Operation Covid-19 will allow self-reporting of cases, to get ahead of official figures

The Canadian founder of a startup who caught Covid-19 from Justin Trudeau’s wife has launched an initiative to allow anyone to self-report their own case of the disease and publish the results, helping authorities to get ahead of the pandemic.

Operation Covid-19 will visualize both official and suspected cases of the Coronavirus in data lists and on a map, with the aim of saving lives and improving global public health systems. People will be able to self-report the case via an anonymous questionnaire.

The site aims to demonstrate how many official tests — compared to suspected COVID-19 cases — there are.
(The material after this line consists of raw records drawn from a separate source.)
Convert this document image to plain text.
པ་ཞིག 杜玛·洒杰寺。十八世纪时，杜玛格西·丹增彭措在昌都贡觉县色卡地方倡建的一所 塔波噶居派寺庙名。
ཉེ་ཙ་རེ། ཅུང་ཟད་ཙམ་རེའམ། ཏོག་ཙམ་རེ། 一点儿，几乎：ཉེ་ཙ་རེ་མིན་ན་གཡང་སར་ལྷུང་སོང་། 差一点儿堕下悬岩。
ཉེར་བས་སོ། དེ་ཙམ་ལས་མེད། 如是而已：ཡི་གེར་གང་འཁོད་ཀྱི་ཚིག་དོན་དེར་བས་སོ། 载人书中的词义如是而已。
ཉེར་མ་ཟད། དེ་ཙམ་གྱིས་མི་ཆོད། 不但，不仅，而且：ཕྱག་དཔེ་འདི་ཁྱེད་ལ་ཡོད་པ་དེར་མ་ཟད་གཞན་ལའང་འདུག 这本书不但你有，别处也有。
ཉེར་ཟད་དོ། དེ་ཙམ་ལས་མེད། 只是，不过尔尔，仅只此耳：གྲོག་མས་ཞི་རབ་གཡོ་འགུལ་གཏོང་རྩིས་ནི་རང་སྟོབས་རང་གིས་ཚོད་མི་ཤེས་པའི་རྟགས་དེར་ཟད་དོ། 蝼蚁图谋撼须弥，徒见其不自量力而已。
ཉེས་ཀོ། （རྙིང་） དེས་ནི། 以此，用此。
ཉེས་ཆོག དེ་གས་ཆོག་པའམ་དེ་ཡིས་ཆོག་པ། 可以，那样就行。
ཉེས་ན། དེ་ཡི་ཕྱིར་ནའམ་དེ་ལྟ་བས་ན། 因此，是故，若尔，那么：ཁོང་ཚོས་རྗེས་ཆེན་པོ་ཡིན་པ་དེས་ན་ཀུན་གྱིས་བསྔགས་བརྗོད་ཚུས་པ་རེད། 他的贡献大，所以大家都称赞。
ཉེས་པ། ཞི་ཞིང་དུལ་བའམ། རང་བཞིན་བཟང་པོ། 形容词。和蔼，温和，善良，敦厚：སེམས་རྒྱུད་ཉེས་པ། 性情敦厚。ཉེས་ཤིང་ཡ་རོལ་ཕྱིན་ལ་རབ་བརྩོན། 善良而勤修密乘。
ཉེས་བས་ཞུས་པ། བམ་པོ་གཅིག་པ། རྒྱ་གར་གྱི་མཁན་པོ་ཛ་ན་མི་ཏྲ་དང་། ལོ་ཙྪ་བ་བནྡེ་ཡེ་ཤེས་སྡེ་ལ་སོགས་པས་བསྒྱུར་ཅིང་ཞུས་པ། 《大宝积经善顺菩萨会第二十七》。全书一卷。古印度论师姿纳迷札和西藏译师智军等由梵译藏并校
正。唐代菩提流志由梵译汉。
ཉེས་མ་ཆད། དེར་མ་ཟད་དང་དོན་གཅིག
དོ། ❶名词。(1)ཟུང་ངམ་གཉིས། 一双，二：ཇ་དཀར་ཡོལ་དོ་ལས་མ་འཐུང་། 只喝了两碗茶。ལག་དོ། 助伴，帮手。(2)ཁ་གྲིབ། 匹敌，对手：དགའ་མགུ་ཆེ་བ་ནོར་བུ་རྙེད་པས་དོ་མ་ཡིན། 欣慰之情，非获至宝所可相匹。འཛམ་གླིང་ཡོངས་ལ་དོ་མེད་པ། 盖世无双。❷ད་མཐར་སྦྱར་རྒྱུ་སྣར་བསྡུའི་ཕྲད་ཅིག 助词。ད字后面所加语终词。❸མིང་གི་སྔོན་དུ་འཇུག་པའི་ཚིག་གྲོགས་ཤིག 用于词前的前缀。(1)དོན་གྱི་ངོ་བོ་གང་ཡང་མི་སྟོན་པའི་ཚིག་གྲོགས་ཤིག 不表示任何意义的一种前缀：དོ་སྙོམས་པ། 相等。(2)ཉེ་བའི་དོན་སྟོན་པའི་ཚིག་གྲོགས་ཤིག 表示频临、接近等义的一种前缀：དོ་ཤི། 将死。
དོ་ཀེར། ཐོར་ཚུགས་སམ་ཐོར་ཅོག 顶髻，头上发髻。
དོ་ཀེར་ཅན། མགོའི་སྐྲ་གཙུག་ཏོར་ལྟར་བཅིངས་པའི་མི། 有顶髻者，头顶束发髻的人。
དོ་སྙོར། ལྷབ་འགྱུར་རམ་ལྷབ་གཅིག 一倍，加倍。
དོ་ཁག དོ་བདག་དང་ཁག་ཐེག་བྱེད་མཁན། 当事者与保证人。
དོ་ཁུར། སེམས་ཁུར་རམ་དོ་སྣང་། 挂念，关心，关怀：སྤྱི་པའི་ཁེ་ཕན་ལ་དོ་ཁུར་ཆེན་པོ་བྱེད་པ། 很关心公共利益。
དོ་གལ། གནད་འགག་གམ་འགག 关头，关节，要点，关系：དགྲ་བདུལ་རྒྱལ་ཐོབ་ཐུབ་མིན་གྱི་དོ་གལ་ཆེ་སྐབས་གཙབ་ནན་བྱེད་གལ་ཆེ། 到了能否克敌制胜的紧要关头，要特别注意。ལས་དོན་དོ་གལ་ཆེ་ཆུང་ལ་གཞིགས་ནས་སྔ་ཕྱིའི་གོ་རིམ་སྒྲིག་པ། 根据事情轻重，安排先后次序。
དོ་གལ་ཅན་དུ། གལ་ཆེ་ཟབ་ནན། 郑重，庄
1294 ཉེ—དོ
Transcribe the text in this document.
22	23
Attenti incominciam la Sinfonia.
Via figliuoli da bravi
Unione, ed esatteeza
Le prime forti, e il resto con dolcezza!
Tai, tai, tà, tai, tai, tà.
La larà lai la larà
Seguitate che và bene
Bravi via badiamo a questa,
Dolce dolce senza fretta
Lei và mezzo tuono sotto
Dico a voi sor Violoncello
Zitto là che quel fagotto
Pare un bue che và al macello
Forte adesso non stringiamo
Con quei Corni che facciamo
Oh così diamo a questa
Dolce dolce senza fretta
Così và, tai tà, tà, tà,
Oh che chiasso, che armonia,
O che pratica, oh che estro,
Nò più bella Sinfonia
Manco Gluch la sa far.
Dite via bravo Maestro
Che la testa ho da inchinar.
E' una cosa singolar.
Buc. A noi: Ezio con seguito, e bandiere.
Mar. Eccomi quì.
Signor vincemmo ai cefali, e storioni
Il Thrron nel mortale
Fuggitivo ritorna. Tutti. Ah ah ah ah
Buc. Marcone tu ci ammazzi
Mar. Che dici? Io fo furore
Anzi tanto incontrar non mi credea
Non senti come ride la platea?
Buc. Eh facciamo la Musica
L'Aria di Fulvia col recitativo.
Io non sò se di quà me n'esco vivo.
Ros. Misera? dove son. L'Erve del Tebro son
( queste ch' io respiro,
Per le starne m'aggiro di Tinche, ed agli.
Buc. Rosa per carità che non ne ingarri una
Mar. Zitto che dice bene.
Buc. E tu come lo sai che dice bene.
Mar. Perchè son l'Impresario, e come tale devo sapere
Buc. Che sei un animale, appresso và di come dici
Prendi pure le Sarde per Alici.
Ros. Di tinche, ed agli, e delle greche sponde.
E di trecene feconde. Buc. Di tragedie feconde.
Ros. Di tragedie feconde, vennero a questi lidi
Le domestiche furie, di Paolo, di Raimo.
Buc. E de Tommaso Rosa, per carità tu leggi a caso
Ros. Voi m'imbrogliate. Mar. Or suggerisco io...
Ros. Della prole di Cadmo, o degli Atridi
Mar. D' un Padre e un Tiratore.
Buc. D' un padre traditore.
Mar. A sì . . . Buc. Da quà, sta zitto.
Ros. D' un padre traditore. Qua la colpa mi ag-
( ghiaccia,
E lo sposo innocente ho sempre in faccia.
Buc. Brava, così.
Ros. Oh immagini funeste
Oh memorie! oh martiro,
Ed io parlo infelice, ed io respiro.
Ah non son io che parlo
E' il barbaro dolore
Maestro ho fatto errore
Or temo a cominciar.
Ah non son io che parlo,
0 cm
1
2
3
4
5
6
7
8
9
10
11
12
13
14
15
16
“The more people who can contribute their COVID-19 experiences, we can turn the table on this pandemic and build more intelligence to save lives,” said co-founder Jillian Kowalchuk.

Kowalchuk is cofounder of “street-smart” safety app Safe & The City, but fell ill with COVID-19 symptoms after meeting the Prime Minister of Canada’s wife, Sophie Trudeau — who later tested positive for the disease — on March 5th at Canada House in London, as she Instagrammed.

She was later dismayed to learn she was refused a test for COVID-19 in a UK hospital and was instead told to go home and self-isolate, making her concerned about the lack of testing and public awareness of the scale of the problem.

“First-hand experiences like this are becoming more common throughout the world as more are refused testing, leaving the majority of COVID-19 cases unknown, under-estimating the severity of the problem, limiting preventative measures and resource mobilization into other needed public health monitoring systems,” she told TechCrunch .

The initiative will collect insights from people who have contracted COVID-19 to provide back to the medical and public health authorities.

In doing so it will create a map visualization of both official and self-reported COVID-19 cases, recovered and deaths to support best practices globally, including more testing.